Global MDF expansion continues at a fast pace

New MDF investment in Lithuania, and a rice straw MDF plant in the US are now nearing completion. Meanwhile, Russia, Turkey and Mexico still lead the main expansion in MDF capacity in Europe and North America.

In this, the first part of our annual survey of the global MDF manufacturing industry, independent consultant Geoff Rhodes looks at the MDF mills and their capacities in Europe and North America in 2018 and at the prospects for the industry in 2019 and beyond.

Looking at Europe first, 2018 was a positive year for MDF manufacturers and Arauco continued to consolidate its MDF position since entering the European wood based panels market with its operational, and rebranded, MDF facilities in Spain, Portugal and Germany. Raw material supply issues have now been largely resolved.

As in the past, news of all upcoming new European MDF mills are listed in Table 1: European capacity development for 2019 and beyond.

The new capacity announcements include AGT Turkey, with Siempelkamp providing a second MDF line for this company in Antalya (design capacity 300,000m3).

Also included are: the investment by Yildiz Entegre of Turkey overseas in Vladimir, Russia; the proposed Kastamonu Entegre mill in Alabuga, Tatarstan; the Pavlovskiy MDF mill east of the Urals; and Altayles’ plans to build a large-scale plant to produce MDF in the Altai Krai region in Russian Siberia, bordering Kazakhstan.

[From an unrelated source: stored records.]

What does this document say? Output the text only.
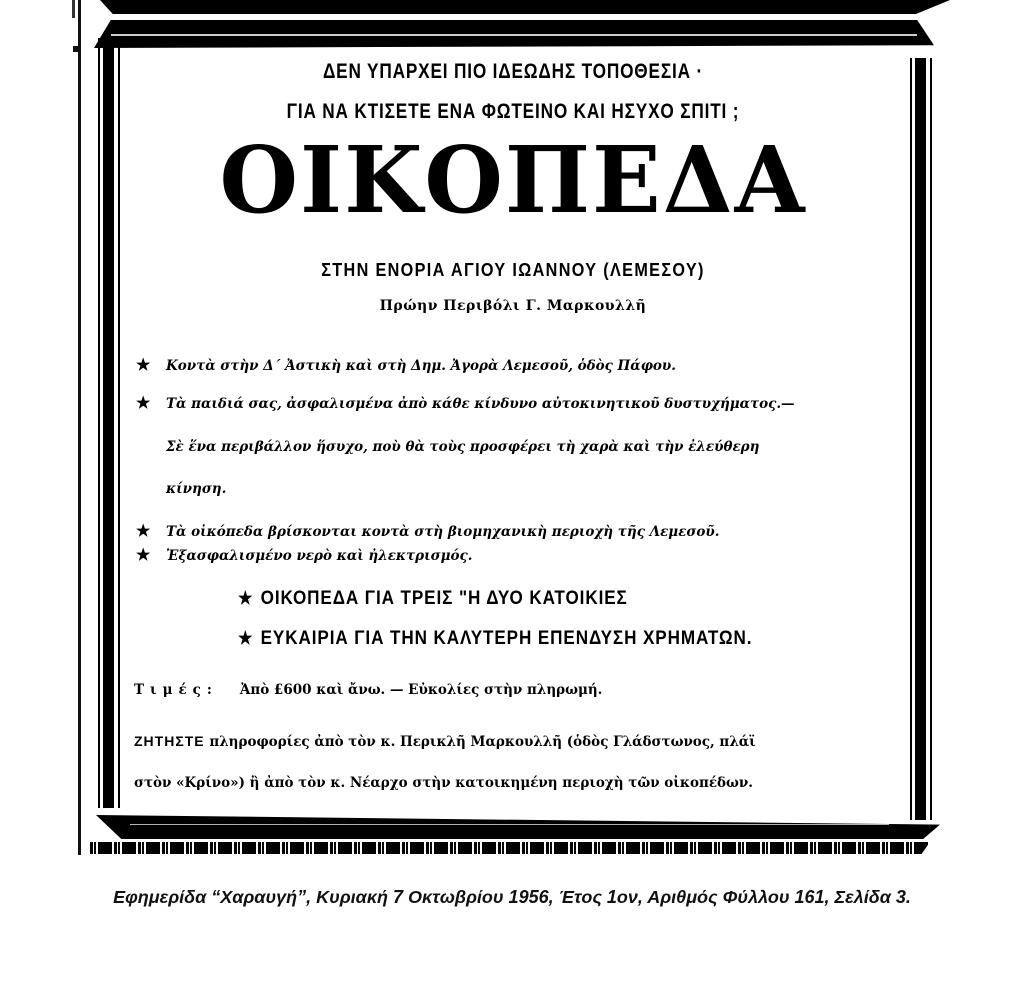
ΔΕΝ ΥΠΑΡΧΕΙ ΠΙΟ ΙΔΕΩΔΗΣ ΤΟΠΟΘΕΣΙΑ ·
ΓΙΑ ΝΑ ΚΤΙΣΕΤΕ ΕΝΑ ΦΩΤΕΙΝΟ ΚΑΙ ΗΣΥΧΟ ΣΠΙΤΙ ;
ΟΙΚΟΠΕΔΑ
ΣΤΗΝ ΕΝΟΡΙΑ ΑΓΙΟΥ ΙΩΑΝΝΟΥ (ΛΕΜΕΣΟΥ)
Πρώην Περιβόλι Γ. Μαρκουλλῆ
★ Κοντὰ στὴν Δ΄ Ἀστικὴ καὶ στὴ Δημ. Ἀγορὰ Λεμεσοῦ, ὁδὸς Πάφου.
★ Τὰ παιδιά σας, ἀσφαλισμένα ἀπὸ κάθε κίνδυνο αὐτοκινητικοῦ δυστυχήματος.—
Σὲ ἕνα περιβάλλον ἥσυχο, ποὺ θὰ τοὺς προσφέρει τὴ χαρὰ καὶ τὴν ἐλεύθερη
κίνηση.
★ Τὰ οἰκόπεδα βρίσκονται κοντὰ στὴ βιομηχανικὴ περιοχὴ τῆς Λεμεσοῦ.
★ Ἐξασφαλισμένο νερὸ καὶ ἠλεκτρισμός.
★ ΟΙΚΟΠΕΔΑ ΓΙΑ ΤΡΕΙΣ "Η ΔΥΟ ΚΑΤΟΙΚΙΕΣ
★ ΕΥΚΑΙΡΙΑ ΓΙΑ ΤΗΝ ΚΑΛΥΤΕΡΗ ΕΠΕΝΔΥΣΗ ΧΡΗΜΑΤΩΝ.
Τιμές: Ἀπὸ £600 καὶ ἄνω. — Εὐκολίες στὴν πληρωμή.
ΖΗΤΗΣΤΕ πληροφορίες ἀπὸ τὸν κ. Περικλῆ Μαρκουλλῆ (ὁδὸς Γλάδστωνος, πλάϊ
στὸν «Κρίνο») ἢ ἀπὸ τὸν κ. Νέαρχο στὴν κατοικημένη περιοχὴ τῶν οἰκοπέδων.
Εφημερίδα “Χαραυγή”, Κυριακή 7 Οκτωβρίου 1956, Έτος 1ον, Αριθμός Φύλλου 161, Σελίδα 3.
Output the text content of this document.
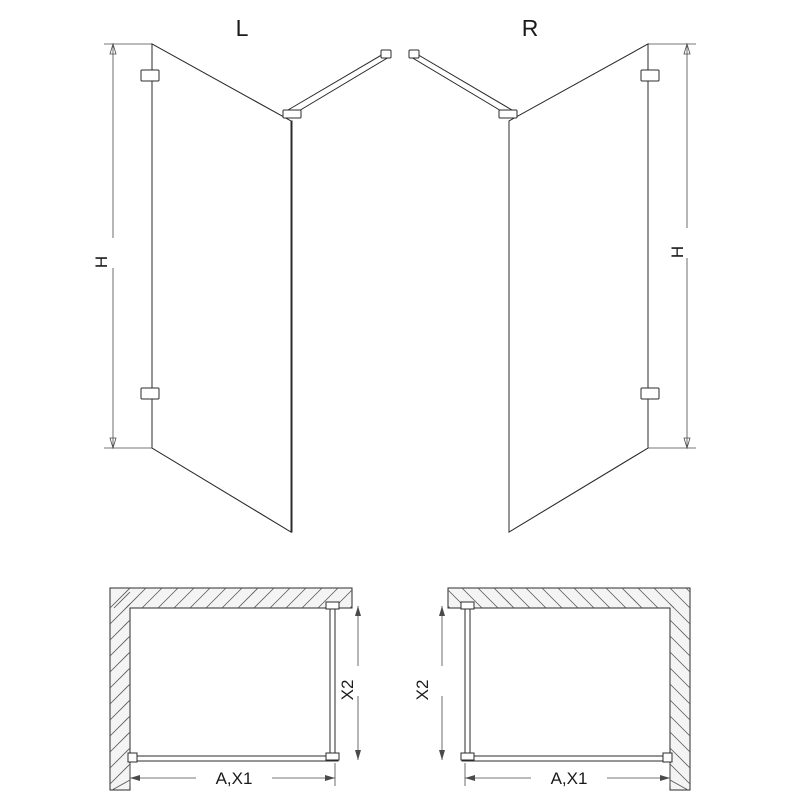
H
L
H
R
X2
A,X1
X2
A,X1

In the Baltic states, Germany’s fibreboard maker Homanit has unveiled plans to invest some €115m in constructing a new production facility in Lithuania. The project was recently announced by the country’s investment promotion agency ‘Invest Lithuania’. Under the plan, the new facility, which is to make MDF/HDF will create 440 jobs. The jobs at the factory, located in the region surrounding Lithuania’s capital Vilnius, are to be created in the first five years of the plant’s operations. The move is related to the growing demand from local users, who are currently supplied from the output of Homanit’s two existing Polish factories located in Karlino and Krosno Odrzanskie, according to senior company representatives.